Over the weekend I watched another insect horror film, Eight-Legged Freaks (2002). It’s meant to be a satire of the insect B-movies from the fifties, but I found it wanting.
The set up is labored, the plot contrived, and the subplots are confusing and dull—a bad combination. It stars David Arquette and also features a young Scarlett Johansson, playing the rebellious daughter of the local sheriff.
The plot, such as it is, involves a spider farm owner who feeds his spiders crickets that were contaminated by toxic waste. They grow bigger and bigger, escape from the cages, eat the owner, and then begin terrorizing the sleepy town of Prosperity, Arizona.
It’s a pretty dumb movie that tries to be funny, but most of the comic bits fall flat, particularly the scenes showing a lot of people, as well as several cute dogs and cats, who get their insides liquefied by arachnids the size of minivans. And the giant spiders giggle and grunt a lot.
Most of the scientific information is imparted by a boy named Mike (Scarlett Johansson’s character’s younger brother), who informs us about spiders’ nocturnal behavior, feeding habits, and sensitivity to vibrations.
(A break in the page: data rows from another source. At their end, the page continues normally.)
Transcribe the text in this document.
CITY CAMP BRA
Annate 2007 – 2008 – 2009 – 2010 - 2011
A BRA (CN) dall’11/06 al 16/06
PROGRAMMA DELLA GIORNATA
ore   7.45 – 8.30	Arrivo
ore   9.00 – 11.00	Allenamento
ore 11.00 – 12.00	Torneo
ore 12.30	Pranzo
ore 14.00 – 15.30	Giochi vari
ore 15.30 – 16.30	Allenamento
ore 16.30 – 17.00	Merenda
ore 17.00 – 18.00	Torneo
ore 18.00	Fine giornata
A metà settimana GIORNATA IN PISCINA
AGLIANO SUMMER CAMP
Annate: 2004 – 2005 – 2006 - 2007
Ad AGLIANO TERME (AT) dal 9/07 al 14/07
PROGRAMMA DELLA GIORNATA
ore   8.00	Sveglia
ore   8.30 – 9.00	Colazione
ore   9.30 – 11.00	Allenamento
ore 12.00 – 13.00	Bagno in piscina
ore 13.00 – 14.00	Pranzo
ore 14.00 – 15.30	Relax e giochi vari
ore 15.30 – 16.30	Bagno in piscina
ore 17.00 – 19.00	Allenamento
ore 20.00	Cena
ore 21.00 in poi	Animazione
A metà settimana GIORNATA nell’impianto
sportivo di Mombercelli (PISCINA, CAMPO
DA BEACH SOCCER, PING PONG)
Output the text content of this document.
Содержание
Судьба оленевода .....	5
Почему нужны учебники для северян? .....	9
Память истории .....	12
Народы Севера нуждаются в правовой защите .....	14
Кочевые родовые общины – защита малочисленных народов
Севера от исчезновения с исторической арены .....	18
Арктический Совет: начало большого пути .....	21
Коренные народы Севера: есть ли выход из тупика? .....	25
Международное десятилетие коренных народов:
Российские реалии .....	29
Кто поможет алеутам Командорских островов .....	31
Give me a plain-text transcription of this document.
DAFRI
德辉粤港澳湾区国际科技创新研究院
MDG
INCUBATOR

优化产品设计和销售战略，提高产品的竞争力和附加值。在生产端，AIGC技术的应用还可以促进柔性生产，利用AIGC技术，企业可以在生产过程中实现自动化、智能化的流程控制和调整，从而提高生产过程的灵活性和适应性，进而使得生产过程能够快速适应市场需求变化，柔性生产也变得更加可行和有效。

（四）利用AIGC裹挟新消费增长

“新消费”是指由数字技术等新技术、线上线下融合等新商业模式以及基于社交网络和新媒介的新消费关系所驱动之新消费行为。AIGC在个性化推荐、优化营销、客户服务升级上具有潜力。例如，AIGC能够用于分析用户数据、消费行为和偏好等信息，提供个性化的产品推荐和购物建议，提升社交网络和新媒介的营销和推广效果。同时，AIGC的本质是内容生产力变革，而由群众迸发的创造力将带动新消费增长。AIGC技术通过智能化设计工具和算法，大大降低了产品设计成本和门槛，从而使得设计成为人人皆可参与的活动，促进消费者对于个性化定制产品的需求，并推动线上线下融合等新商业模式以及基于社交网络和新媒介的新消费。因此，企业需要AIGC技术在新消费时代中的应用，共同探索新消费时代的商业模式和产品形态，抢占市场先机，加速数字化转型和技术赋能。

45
Of course no one listens to him until it’s too late, after dozens of people have been cocooned and exsanguinated.
It’s mildly cool to see gigantic trapdoor spiders in action, and the moviemakers at least nod in the direction of the actual spiders’ behavior. In real life, trapdoor spiders build hinged, camouflaged hiding places, lay trip lines outside their burrows, detect their prey by vibrations, and then burst out and snag their prey.